Constata-se, a partir disso, que a vida psíquica era preenchida de pensamentos
inconscientes sob a égide dos quais emanavam os sintomas.
A descoberta desse lugar psíquico particular passa pela interpretação dos sonhos, artigo
publicado em 1900 (FREUD, 1996), que afirma serem os mecanismos constitutivos dos sonhos
(deslocamento, condensação, simbolismo) encontrados em algumas formações do inconsciente
(atos falhos, lapsos, etc.), que equivalem aos sintomas pela sua estrutura de compromisso e pela sua
função de realização de desejo.
Nesse sentido, Freud, em a dinâmica da transferência, texto publicado em 1912
(FREUD, 1996), dedicou-se a investigar o teor desse amor a partir de seus estudos sobre o
inconsciente e pode entender que na análise, a transferência surge como a “resistência mais
poderosa” ao tratamento, enquanto que fora dela, deve ser encarada como veículo de cura e
condição de sucesso (FREUD, 1912/1996, p.135).
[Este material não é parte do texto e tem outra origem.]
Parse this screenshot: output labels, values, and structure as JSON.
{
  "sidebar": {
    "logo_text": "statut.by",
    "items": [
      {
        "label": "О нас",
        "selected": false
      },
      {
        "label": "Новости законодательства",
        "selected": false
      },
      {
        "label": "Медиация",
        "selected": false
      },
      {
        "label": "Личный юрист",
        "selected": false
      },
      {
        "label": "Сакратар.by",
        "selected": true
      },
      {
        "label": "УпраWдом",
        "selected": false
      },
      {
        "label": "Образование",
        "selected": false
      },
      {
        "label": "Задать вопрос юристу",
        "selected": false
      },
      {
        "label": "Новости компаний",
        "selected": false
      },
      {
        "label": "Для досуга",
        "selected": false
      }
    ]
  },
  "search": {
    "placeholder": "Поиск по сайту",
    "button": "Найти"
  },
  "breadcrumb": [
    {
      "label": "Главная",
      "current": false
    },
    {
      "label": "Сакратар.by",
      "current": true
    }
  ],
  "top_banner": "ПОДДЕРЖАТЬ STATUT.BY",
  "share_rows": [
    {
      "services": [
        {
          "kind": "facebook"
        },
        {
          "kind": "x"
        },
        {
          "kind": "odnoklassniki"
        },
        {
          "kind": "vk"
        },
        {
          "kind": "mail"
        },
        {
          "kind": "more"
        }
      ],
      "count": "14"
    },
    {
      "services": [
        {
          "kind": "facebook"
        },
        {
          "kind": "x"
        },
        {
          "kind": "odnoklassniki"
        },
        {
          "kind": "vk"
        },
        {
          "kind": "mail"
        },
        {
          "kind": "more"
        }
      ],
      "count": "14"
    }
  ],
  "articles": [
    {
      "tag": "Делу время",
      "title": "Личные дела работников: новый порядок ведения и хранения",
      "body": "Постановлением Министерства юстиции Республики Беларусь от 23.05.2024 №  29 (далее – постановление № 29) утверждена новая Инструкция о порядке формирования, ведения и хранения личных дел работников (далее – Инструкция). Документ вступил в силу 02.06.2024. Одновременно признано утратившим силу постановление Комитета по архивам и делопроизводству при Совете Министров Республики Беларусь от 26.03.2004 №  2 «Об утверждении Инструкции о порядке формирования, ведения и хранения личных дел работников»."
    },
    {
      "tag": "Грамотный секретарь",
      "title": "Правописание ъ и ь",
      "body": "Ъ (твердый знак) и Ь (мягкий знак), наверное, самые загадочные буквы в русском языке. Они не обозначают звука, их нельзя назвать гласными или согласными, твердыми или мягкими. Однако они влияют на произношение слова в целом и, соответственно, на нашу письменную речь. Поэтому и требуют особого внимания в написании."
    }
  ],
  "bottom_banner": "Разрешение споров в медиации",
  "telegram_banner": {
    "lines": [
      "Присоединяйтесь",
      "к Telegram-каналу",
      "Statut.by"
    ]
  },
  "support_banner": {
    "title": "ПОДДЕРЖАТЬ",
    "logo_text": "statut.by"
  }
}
Embora pareça inicialmente uma desvantagem ao tratamento analítico, a resistência
começou a ser observada nos momentos em que seus pacientes ao serem invadidos por pensamentos
relacionados à figura do analista interrompiam o fluxo de suas associações.
Definida nesse momento como um compromisso entre as forças da saúde e da doença, a
resistência foi considerada imprescindível ao trabalho do analista por ser a via de acesso ao núcleo
dos conteúdos patogênicos. E foi o fato dela residir no único material de que o analista dispõe para
desfazer as neuroses que Freud a considerou uma aliada da saúde. Não obstante, por se tratar ao
mesmo tempo da força que impede o trânsito do recalcado do inconsciente para a consciência o
autor também não deixou de considerá-la uma forte aliada da doença.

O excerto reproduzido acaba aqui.